Il y a 74 ans... les bombardements d'Hiroshima et de Nagasaki

Les Américains craignaient de devoir effectuer un débarquement au Japon, ils savaient bien que cette opération serait coûteuse (autant en hommes qu’en argent) et risquée ; la population japonaise, fanatisée par son gouvernement, était prête à se battre contre les Américains. Un plan de défense japonais prévoyait même l’envoi d’enfants sur les plages du pays, ceux-ci auraient alors bloqué les soldats américains et auraient empêché (ou du moins, grandement retardé) le débarquement (les Américains ne pouvant faire feu sur des enfants). Si la guerre continuait jusqu’en 1946, les Américains, et les Japonais d’ailleurs, prévoyaient la perte d’au moins un million de vies (américaines et japonaises). Il fut donc décidé par le président Truman d’employer la bombe atomique.

 

LA SITUATION

Depuis janvier 1945, de nombreux raids eurent lieu sur le Japon.

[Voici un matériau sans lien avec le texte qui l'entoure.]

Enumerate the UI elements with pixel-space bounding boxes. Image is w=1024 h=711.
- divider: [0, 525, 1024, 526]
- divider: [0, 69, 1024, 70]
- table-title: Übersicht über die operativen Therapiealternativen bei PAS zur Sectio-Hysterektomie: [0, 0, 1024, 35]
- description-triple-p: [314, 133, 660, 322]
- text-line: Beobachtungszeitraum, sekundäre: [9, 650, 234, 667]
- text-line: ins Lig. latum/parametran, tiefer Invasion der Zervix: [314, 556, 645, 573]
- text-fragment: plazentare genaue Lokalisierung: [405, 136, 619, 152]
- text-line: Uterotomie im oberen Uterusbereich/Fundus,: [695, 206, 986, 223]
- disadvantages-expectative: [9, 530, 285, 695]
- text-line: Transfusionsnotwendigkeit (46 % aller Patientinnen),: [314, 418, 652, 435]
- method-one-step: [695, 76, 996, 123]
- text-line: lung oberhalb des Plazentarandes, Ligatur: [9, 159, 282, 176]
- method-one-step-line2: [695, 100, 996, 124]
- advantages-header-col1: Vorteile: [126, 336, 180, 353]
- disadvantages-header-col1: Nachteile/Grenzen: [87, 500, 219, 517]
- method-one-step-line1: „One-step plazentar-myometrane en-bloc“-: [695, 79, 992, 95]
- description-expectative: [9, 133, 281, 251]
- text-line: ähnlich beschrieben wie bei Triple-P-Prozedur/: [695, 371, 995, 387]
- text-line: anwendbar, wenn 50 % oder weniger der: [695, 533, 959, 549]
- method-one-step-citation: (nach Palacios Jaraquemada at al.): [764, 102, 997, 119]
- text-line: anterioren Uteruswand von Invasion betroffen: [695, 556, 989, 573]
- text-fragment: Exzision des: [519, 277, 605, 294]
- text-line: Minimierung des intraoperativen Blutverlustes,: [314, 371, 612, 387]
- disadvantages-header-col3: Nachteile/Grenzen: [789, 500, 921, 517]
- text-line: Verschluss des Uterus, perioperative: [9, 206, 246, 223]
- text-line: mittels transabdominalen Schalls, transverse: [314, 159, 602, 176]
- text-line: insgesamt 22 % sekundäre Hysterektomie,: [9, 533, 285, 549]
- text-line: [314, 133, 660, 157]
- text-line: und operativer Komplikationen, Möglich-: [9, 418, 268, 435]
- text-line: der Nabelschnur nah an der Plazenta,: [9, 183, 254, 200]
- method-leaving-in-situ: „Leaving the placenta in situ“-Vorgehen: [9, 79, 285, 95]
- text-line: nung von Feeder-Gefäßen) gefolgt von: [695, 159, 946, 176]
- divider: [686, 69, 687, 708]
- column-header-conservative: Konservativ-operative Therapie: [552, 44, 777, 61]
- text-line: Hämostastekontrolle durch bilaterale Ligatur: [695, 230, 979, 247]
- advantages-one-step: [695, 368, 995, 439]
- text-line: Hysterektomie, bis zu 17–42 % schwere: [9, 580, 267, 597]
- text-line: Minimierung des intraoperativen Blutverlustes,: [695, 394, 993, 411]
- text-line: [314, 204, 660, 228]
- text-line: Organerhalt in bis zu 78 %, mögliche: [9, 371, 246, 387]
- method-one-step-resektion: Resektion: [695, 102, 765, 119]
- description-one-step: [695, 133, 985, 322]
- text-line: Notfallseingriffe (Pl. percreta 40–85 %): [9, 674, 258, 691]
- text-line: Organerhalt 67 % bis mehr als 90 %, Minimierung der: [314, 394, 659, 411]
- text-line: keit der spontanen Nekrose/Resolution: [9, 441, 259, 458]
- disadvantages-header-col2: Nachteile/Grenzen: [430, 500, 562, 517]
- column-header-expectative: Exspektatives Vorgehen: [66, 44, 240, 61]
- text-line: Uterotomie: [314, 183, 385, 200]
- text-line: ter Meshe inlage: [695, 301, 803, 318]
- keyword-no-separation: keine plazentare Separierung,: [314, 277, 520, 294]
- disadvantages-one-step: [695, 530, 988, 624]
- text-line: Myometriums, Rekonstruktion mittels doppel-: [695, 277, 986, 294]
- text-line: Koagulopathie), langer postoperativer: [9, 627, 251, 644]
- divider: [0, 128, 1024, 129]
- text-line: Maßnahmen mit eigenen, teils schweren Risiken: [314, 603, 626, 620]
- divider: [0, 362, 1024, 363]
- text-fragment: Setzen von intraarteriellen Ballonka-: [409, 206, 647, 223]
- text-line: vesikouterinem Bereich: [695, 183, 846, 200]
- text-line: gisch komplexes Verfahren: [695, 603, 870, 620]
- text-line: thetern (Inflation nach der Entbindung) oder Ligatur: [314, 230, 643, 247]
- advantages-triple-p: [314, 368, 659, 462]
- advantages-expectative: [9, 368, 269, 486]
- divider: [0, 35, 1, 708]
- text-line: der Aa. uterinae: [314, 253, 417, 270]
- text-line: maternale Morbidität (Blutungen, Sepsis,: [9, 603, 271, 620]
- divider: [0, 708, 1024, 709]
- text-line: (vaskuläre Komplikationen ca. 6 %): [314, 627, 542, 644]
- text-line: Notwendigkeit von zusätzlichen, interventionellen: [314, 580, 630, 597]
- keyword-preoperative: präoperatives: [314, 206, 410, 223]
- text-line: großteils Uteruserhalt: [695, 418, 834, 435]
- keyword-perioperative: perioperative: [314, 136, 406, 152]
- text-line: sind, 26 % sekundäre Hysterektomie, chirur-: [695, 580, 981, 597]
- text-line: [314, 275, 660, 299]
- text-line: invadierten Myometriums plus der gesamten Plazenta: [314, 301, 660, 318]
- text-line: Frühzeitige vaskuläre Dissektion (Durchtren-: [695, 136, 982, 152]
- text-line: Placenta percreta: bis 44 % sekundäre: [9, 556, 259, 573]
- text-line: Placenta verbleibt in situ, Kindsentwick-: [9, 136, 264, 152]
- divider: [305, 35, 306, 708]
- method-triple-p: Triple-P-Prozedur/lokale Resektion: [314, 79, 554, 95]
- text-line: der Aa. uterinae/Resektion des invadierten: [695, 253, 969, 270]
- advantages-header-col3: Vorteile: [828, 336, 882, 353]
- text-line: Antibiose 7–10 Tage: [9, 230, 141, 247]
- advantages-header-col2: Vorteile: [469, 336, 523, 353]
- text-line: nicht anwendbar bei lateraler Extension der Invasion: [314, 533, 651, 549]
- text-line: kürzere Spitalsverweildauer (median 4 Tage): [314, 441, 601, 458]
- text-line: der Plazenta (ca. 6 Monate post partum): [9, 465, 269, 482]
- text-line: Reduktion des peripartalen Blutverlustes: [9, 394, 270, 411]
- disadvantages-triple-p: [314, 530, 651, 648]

Le 19 mars 1945, Tokyo fut bombardée par 234 B-29 qui larguèrent leurs bombes incendiaires. 26 kilomètres carrés de la ville furent rasés et 84 000 habitants tués. À la mi-juin, 4 grandes villes japonaises avaient été détruites, mettant 9 millions de Japonais à la rue.

 

première bombe atomique Hiroshima

La première bombe atomique explose sur Hiroshima, le 6 août 1945

HIROSHIMA

Le 6 août 1945 à 8h15 du matin, le B-29 Enola Gay piloté par le colonel Paul Tibbets largua la bombe atomique Little Boy, qui tirait sa puissance explosive de l’uranium enrichi, sur Hiroshima. 71 379 personnes furent tuées sur le coup et beaucoup d’autres périrent du fait des radiations. Après cela, les États-Unis demandèrent au Japon de se rendre sous peine de voir d’autres bombes atomiques tomber sur ses villes.

Celui-ci refusa.

Hiroshima après le bombardement

NAGASAKI

Après le refus du gouvernement japonais, il fut décidé de bombarder Nagasaki, ville comptant 250 000 habitants. Le 9 août 1945, le B-29 Bockscar piloté par le major Sweeney largua la bombe atomique Fatman, tirant, elle, sa puissance explosive du plutonium, sur Nagasaki. 60 000 personnes moururent en l’espace de quelques secondes et bien d’autres par la suite, toujours du fait les radiations. Le lendemain, le Japon accepta de capituler et l’empereur Hirohito l’annonça lui-même à la radio le 14.

La guerre du Pacifique était terminée.